Parassiti intestinali nei gatti: trattamento e prevenzione

29 Aprile 2018

Ben il 45% della popolazione felina viene colpita da parassiti gastrointestinali ad un certo punto della sua vita. Con questi livelli di incidenza, è essenziale imparare a distinguere i sintomi che i vostri animali domestici possono manifestare, in modo da poter prevenire ed evitare che vengano colpiti in modo grave, da tali infezioni. Vediamo di capirne di più, nel seguente articolo.

Come sapere se il vostro gatto è infetto

I parassiti intestinali colpiscono in modo tanto silenzioso quanto efficace. Di solito agiscono in armonia con il loro “ospite” ignaro, da cui dipendono per sopravvivere. Normalmente, quando il vostro gatto inizia a manifestare i sintomi, è segno che c’è già stata una rottura nel suo equilibrio fisiologico.

Una riproduzione massiccia dei parassiti può mettere a rischio la vita dell’animale, e i sintomi che il vostro gatto potrebbe sperimentare possono variare a seconda del tipo di parassita che lo infetta. Ecco una lista di quelli più comuni:

  • Nei gatti giovani, il cosiddetto “blocco dello sviluppo”, cioè un arresto nella normale crescita di un cucciolo a causa della presenza di parassiti che monopolizzano la loro fonte di nutrienti.
  • Rachitismo.
  • Anemia.
  • Vomito, diarrea e disturbi gastrointestinali.
  • Perdita di lucentezza del pelo.
  • Pancia gonfia e arrotondata.
  • Disidratazione.

Questi sintomi possono indebolire il vostro gatto e renderlo più suscettibile alle malattie causate da virus o batteri. I gatti domestici sono generalmente poco esposti ai parassiti, poiché i proprietari tendono a prendersi cura della loro igiene e avranno solo un rischio maggiore di contrarre l’infezione in ambienti malsani o se entrano direttamente in contatto con l’ambiente esterno.

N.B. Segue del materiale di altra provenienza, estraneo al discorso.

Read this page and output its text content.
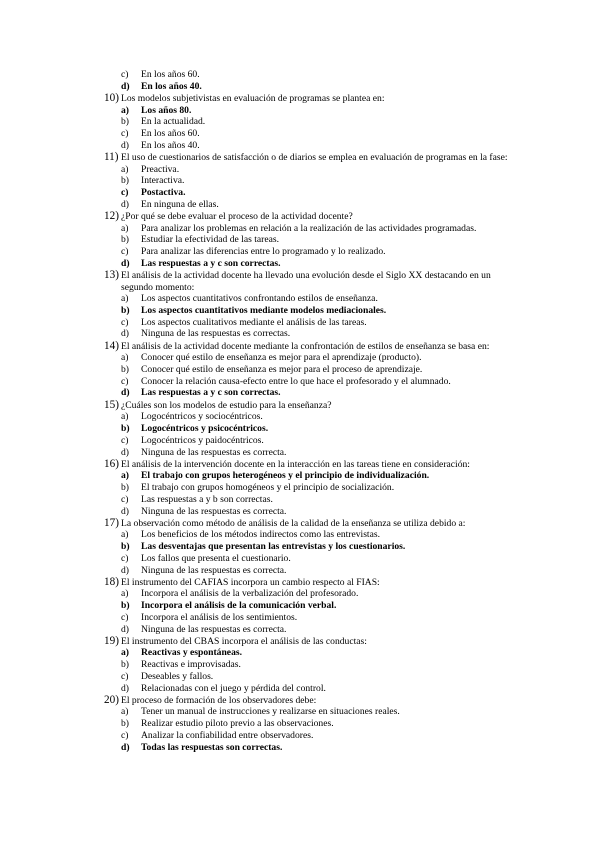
c) En los años 60.
d) En los años 40.
10) Los modelos subjetivistas en evaluación de programas se plantea en:
a) Los años 80.
b) En la actualidad.
c) En los años 60.
d) En los años 40.
11) El uso de cuestionarios de satisfacción o de diarios se emplea en evaluación de programas en la fase:
a) Preactiva.
b) Interactiva.
c) Postactiva.
d) En ninguna de ellas.
12) ¿Por qué se debe evaluar el proceso de la actividad docente?
a) Para analizar los problemas en relación a la realización de las actividades programadas.
b) Estudiar la efectividad de las tareas.
c) Para analizar las diferencias entre lo programado y lo realizado.
d) Las respuestas a y c son correctas.
13) El análisis de la actividad docente ha llevado una evolución desde el Siglo XX destacando en un segundo momento:
a) Los aspectos cuantitativos confrontando estilos de enseñanza.
b) Los aspectos cuantitativos mediante modelos mediacionales.
c) Los aspectos cualitativos mediante el análisis de las tareas.
d) Ninguna de las respuestas es correctas.
14) El análisis de la actividad docente mediante la confrontación de estilos de enseñanza se basa en:
a) Conocer qué estilo de enseñanza es mejor para el aprendizaje (producto).
b) Conocer qué estilo de enseñanza es mejor para el proceso de aprendizaje.
c) Conocer la relación causa-efecto entre lo que hace el profesorado y el alumnado.
d) Las respuestas a y c son correctas.
15) ¿Cuáles son los modelos de estudio para la enseñanza?
a) Logocéntricos y sociocéntricos.
b) Logocéntricos y psicocéntricos.
c) Logocéntricos y paidocéntricos.
d) Ninguna de las respuestas es correcta.
16) El análisis de la intervención docente en la interacción en las tareas tiene en consideración:
a) El trabajo con grupos heterogéneos y el principio de individualización.
b) El trabajo con grupos homogéneos y el principio de socialización.
c) Las respuestas a y b son correctas.
d) Ninguna de las respuestas es correcta.
17) La observación como método de análisis de la calidad de la enseñanza se utiliza debido a:
a) Los beneficios de los métodos indirectos como las entrevistas.
b) Las desventajas que presentan las entrevistas y los cuestionarios.
c) Los fallos que presenta el cuestionario.
d) Ninguna de las respuestas es correcta.
18) El instrumento del CAFIAS incorpora un cambio respecto al FIAS:
a) Incorpora el análisis de la verbalización del profesorado.
b) Incorpora el análisis de la comunicación verbal.
c) Incorpora el análisis de los sentimientos.
d) Ninguna de las respuestas es correcta.
19) El instrumento del CBAS incorpora el análisis de las conductas:
a) Reactivas y espontáneas.
b) Reactivas e improvisadas.
c) Deseables y fallos.
d) Relacionadas con el juego y pérdida del control.
20) El proceso de formación de los observadores debe:
a) Tener un manual de instrucciones y realizarse en situaciones reales.
b) Realizar estudio piloto previo a las observaciones.
c) Analizar la confiabilidad entre observadores.
d) Todas las respuestas son correctas.
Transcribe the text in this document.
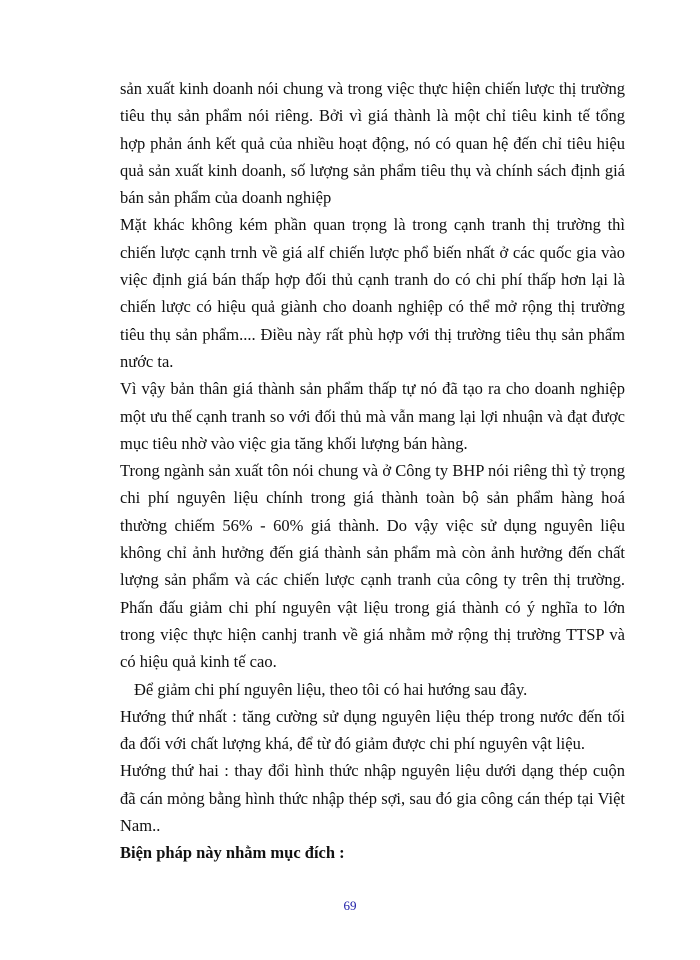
sản xuất kinh doanh nói chung và trong việc thực hiện chiến lược thị trường tiêu thụ sản phẩm nói riêng. Bởi vì giá thành là một chỉ tiêu kinh tế tổng hợp phản ánh kết quả của nhiều hoạt động, nó có quan hệ đến chỉ tiêu hiệu quả sản xuất kinh doanh, số lượng sản phẩm tiêu thụ và chính sách định giá bán sản phẩm của doanh nghiệp

Mặt khác không kém phần quan trọng là trong cạnh tranh thị trường thì chiến lược cạnh trnh về giá alf chiến lược phổ biến nhất ở các quốc gia vào việc định giá bán thấp hợp đối thủ cạnh tranh do có chi phí thấp hơn lại là chiến lược có hiệu quả giành cho doanh nghiệp có thể mở rộng thị trường tiêu thụ sản phẩm.... Điều này rất phù hợp với thị trường tiêu thụ sản phẩm nước ta.

Vì vậy bản thân giá thành sản phẩm thấp tự nó đã tạo ra cho doanh nghiệp một ưu thế cạnh tranh so với đối thủ mà vẫn mang lại lợi nhuận và đạt được mục tiêu nhờ vào việc gia tăng khối lượng bán hàng.

Trong ngành sản xuất tôn nói chung và ở Công ty BHP nói riêng thì tỷ trọng chi phí nguyên liệu chính trong giá thành toàn bộ sản phẩm hàng hoá thường chiếm 56% - 60% giá thành. Do vậy việc sử dụng nguyên liệu không chỉ ảnh hưởng đến giá thành sản phẩm mà còn ảnh hưởng đến chất lượng sản phẩm và các chiến lược cạnh tranh của công ty trên thị trường. Phấn đấu giảm chi phí nguyên vật liệu trong giá thành có ý nghĩa to lớn trong việc thực hiện canhj tranh về giá nhằm mở rộng thị trường TTSP và có hiệu quả kinh tế cao.

Để giảm chi phí nguyên liệu, theo tôi có hai hướng sau đây.

Hướng thứ nhất : tăng cường sử dụng nguyên liệu thép trong nước đến tối đa đối với chất lượng khá, để từ đó giảm được chi phí nguyên vật liệu.

Hướng thứ hai : thay đổi hình thức nhập nguyên liệu dưới dạng thép cuộn đã cán mỏng bằng hình thức nhập thép sợi, sau đó gia công cán thép tại Việt Nam..

Biện pháp này nhằm mục đích :

69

veterinario esegue una ecografia ad un gatto bianco

Tipi di parassiti da evitare

I parassiti più comuni, che potete rilevare nelle feci del nostro gatto, sono i vermi. Questi possono essere rotondi o piatti. In quest’ultimo caso, staremmo parlando di tenie.

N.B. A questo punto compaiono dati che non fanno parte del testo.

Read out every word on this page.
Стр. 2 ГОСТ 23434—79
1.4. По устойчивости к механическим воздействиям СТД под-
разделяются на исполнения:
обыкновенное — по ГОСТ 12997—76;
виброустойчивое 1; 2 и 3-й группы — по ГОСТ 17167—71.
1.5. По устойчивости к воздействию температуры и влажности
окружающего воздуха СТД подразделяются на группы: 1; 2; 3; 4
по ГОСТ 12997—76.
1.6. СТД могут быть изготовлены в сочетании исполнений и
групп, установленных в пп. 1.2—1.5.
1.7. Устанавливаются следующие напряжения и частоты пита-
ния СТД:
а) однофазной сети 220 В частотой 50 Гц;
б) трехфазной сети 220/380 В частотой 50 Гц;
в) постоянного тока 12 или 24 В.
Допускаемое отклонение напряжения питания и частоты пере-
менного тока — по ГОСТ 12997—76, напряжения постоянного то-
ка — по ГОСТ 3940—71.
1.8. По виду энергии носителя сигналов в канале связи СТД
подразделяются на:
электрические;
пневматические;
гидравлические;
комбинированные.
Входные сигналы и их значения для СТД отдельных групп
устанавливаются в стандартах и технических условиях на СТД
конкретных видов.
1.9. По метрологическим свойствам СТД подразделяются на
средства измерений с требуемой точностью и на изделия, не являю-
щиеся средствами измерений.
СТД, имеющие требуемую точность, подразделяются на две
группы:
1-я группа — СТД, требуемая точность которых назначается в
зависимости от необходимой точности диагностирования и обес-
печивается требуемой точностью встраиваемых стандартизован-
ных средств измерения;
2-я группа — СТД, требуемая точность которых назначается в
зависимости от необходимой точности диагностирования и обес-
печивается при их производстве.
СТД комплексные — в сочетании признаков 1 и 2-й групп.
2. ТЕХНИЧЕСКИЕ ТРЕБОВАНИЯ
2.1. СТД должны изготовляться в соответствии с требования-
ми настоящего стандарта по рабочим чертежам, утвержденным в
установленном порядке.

I vermi tondi sono i più comuni e si trovano di solito nei gatti giovani. I tipi di vermi arrotondati che più spesso colpiscono la popolazione felina sono il Toxocara cati e il Toxocara leonina. La femmina di questo tipo di vermi può deporre fino a 300.000 uova al giorno. Di solito si trovano nell’intestino tenue del gatto, che espelle le uova attraverso le feci.

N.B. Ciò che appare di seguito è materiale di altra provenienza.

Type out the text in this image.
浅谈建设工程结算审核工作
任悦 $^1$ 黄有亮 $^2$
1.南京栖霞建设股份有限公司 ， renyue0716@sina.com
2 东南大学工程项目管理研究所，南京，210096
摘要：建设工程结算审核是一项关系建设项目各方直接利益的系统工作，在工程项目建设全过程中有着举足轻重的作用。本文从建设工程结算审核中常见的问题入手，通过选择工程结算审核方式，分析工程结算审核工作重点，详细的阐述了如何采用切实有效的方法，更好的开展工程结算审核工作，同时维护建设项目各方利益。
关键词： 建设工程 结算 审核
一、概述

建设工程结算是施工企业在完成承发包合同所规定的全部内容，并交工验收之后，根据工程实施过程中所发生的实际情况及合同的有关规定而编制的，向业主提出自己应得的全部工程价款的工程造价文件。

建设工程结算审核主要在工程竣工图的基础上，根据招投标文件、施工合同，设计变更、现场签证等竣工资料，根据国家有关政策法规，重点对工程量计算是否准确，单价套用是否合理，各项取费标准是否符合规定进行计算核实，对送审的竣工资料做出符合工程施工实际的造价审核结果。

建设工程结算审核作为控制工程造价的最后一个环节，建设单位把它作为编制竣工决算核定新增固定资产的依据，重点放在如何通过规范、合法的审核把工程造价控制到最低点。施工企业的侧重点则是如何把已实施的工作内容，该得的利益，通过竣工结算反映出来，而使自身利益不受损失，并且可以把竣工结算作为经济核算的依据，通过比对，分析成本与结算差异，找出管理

Le uova di questo tipo di verme infetteranno l’ambiente del vostro animale domestico e potrebbero interessare altri animali, oltre che le persone (zoonosi). Queste uova resistono alle alte e alle basse temperature e mantengono la loro capacità contagiosa per cinque anni.

I vermi a uncino, chiamati anche anchilostomi (Ancylostoma), sono meno comuni dei vermi tondi. Tuttavia, di solito causano più danni all’animale, poiché si nutrono di sangue e tessuti attraverso la parete intestinale e causano ferite che portano alla perdita di sangue e anemia grave. Di solito si diffondono attraverso la pelle o quando vengono ingeriti.

Tra i vermi del tipo tenia, il più comune è il Dipylidium caninum o tenia della pulce. Si trasmette quando il gatto ingerisce le pulci infestate dalle larve di questo parassita. Questo di solito accade quando l’animale si pulisce le zone intime, leccandosi poi sul resto del corpo.

gatto accanto a un veterinario

I gatti infetti da tenie non mostrano solitamente sintomi, tranne forse una leggera irritazione nella regione anale, causata dalle loro uova; è quindi consigliabile essere attenti a rilevare comportamenti insoliti.

Trattamento e prevenzione dei parassiti intestinali

Questi parassiti possono essere trattati con determinati farmaci prescritti dal veterinario. Uno dei più usati è la piperazina, che libera l’animale dai vermi rotondi, ma solo quelli che già vivono nell’intestino. Un’altra medicina comune è il Pirantel Pamoato, che può essere somministrato a gatti in gravidanza o anche agli animali più giovani.

Per quanto riguarda la prevenzione, per evitare la comparsa dei parassiti, l’igiene dell’ambiente in cui vive l’animale è il fattore più importante da prendere in considerazione. Vi raccomandiamo di disinfettare regolarmente le aree in cui solitamente vive e si trova il gatto. Anche esaminare le feci dei vostri animali, di tanto in tanto, potrà darvi importanti informazioni sul loro stato di salute. Senza scordare mai le visite dal veterinario per i normali controlli.